The Federal Motor Carrier Safety Administration (FMCSA) announced that it is proposing to develop and implement a program, which would allow motor carriers and drivers to contest certain crashes within the Safety Measurement System (SMS) that generally are not necessarily the fault of a driver.

Based on industry stakeholder’s comments to a previous Federal Register notices, FMCSA considered examples of non-preventable crashes and has decided to develop a demonstration program. The program would accept requests for data review (RDRs) that seek to establish the non-preventability of certain crashes, through its national data correction system known as DataQs. The Agency would accept an RDR, as part of this program when documentation established that the crash was not preventable by the motor carrier or commercial driver.

A crash would be considered not preventable if the CMV was struck by a motorist who was convicted of one of the four following offenses or a related offense:

  1. Driving under the influence;
  2. Driving the wrong direction;
  3. Striking the CMV in the rear; or
  4. Striking the CMV while it was legally stopped.

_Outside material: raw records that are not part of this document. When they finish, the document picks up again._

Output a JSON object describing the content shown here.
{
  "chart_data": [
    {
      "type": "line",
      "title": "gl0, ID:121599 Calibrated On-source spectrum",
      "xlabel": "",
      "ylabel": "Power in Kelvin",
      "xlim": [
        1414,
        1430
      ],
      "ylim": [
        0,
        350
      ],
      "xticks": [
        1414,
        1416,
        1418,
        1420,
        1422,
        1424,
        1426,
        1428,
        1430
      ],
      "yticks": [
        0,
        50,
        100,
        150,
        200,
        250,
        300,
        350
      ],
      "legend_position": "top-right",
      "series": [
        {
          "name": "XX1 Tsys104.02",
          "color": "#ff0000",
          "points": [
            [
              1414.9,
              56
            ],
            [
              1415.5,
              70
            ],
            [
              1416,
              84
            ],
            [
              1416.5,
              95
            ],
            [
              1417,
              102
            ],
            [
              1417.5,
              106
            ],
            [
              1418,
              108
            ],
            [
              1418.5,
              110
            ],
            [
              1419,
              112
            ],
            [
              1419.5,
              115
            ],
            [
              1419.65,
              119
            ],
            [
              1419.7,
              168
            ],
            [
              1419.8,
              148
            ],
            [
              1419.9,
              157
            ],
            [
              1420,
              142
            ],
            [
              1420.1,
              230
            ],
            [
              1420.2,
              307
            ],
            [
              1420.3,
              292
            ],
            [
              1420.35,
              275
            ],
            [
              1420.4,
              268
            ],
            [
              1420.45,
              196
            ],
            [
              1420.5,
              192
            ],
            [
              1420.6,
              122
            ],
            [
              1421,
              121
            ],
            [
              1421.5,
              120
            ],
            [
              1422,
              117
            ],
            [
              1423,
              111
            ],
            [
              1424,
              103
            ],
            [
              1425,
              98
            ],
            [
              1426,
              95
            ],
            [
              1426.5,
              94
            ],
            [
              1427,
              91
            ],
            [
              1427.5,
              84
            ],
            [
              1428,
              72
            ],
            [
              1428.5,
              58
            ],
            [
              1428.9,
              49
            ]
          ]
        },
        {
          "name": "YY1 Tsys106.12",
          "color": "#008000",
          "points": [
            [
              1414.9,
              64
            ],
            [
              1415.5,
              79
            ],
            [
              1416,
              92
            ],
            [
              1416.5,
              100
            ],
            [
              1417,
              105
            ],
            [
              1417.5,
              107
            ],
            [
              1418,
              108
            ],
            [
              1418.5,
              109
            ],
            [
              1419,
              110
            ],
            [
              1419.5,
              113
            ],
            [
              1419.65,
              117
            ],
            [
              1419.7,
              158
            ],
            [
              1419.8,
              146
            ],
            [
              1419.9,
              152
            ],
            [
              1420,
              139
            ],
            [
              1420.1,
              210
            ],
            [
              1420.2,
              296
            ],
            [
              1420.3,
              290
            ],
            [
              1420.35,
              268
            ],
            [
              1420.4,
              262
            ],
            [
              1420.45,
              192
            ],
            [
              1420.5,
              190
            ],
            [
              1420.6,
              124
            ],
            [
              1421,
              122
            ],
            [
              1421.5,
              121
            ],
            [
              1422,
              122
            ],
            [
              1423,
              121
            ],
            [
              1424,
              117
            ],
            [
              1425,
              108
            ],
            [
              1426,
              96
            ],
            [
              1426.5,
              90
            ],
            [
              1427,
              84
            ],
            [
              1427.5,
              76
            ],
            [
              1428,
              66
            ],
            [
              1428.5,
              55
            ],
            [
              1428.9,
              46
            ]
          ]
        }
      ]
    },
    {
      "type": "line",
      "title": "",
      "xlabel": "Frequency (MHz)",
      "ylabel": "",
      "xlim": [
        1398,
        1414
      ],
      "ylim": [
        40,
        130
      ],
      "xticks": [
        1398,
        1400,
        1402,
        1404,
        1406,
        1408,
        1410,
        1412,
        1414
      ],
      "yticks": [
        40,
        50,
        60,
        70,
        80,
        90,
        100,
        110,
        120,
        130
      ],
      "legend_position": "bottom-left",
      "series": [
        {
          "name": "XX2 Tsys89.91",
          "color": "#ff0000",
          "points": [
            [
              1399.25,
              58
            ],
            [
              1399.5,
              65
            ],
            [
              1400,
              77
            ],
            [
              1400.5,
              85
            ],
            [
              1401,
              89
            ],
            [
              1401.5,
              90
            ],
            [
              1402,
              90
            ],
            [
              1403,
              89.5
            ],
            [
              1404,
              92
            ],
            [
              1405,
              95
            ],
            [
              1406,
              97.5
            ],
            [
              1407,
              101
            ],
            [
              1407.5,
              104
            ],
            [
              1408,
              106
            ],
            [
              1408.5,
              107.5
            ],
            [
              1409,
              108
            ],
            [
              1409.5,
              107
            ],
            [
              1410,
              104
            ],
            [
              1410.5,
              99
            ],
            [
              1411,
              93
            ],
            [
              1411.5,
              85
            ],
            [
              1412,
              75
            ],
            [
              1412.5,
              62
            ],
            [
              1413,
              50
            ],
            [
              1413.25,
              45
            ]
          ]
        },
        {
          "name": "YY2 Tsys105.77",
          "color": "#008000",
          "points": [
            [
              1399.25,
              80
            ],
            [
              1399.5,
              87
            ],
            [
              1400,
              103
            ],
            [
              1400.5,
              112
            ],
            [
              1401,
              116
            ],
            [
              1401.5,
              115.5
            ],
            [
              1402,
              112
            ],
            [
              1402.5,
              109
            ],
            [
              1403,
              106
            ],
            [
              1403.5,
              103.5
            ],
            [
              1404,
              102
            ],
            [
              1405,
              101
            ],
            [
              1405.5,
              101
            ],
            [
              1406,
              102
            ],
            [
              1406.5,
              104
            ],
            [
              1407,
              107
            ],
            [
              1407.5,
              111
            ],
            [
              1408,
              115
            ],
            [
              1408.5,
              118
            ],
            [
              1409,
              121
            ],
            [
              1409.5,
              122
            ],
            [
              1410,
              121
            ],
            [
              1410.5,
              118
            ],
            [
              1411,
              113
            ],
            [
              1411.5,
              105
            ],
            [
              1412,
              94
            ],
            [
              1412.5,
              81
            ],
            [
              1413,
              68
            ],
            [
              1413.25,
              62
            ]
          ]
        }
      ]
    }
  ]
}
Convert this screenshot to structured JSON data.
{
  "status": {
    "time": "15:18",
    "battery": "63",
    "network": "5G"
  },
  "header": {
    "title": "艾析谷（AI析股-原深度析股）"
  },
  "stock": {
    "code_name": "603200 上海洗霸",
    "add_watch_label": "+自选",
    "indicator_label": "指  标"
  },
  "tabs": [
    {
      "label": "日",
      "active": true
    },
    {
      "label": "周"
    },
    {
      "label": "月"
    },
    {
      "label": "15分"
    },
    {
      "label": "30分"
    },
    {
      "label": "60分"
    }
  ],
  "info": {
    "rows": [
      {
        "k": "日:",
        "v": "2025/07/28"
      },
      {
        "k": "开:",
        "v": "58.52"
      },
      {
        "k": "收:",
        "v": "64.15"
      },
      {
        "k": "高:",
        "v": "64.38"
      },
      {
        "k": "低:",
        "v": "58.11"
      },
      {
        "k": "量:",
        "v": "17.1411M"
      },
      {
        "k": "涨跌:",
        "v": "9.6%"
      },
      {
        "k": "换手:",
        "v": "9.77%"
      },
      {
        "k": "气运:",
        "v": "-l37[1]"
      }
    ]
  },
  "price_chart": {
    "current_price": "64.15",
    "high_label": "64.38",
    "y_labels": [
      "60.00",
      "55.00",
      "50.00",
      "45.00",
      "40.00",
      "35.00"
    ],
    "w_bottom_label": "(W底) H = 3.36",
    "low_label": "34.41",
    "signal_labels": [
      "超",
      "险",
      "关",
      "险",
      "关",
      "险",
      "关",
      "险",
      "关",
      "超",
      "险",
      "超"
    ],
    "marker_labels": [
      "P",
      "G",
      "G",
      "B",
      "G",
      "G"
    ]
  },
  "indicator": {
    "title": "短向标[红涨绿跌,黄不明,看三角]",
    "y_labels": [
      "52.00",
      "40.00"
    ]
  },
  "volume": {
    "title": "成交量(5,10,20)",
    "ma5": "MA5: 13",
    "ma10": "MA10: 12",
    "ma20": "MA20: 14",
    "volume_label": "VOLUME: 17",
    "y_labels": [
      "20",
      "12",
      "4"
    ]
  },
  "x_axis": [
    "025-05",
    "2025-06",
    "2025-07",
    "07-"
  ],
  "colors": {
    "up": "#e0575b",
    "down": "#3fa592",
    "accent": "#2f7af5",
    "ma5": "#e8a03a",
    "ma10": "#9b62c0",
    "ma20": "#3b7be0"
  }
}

The Agency proposes that evidence of a conviction must be submitted with the RDR to document that the crash was not preventable by the motor carrier or driver. In addition to documentation of the conviction, these RDRs should include all available law enforcement reports, insurance reports for all parties involved in the crash, and any other relevant information. RDRs could also be submitted through DataQs when the crash did not involve other vehicles, for example animal strikes.

Upon the receipt of a complete RDR, FMCSA staff or a contractor would review the submission using the preventability definition in 49 CFR part 285. The Agency proposes that the RDR would result in one of the following three decisions and actions:

  1. Not Preventable – In these cases, the crash is removed from SMS;
  2. Preventable – In these cases, the crash is not removed from SMS for the purpose of calculating the Crash Indicator BASIC percentile. FMCSA is looking at rating these crashes for severity, and a crash considered “Preventable” could carry a higher severity rating.
  3. Undecided – In these cases, not enough evidence was presented and the crash remains in SMS, but a severity rating would not apply.

The Agency proposes that the minimum time period for this test would be 24 months.  


On January 23, 2015, FMCSA announced the results of the Agency’s study on the feasibility of using a motor carrier’s role in crashes in the assessment of the company’s safety. This study assessed:

  1. Whether police accident reports (PARs) provide sufficient, consistent, and reliable information to support crash-weighting determinations;
  2. Whether a crash-weighting determination process would offer an even stronger predictor of crash risk than overall crash involvement and how crash weighting would be implemented in the Agency’s Safety Measurement System (SMS); and
  3. How FMCSA might manage a process for making crash weighting determinations, including the acceptance of public input.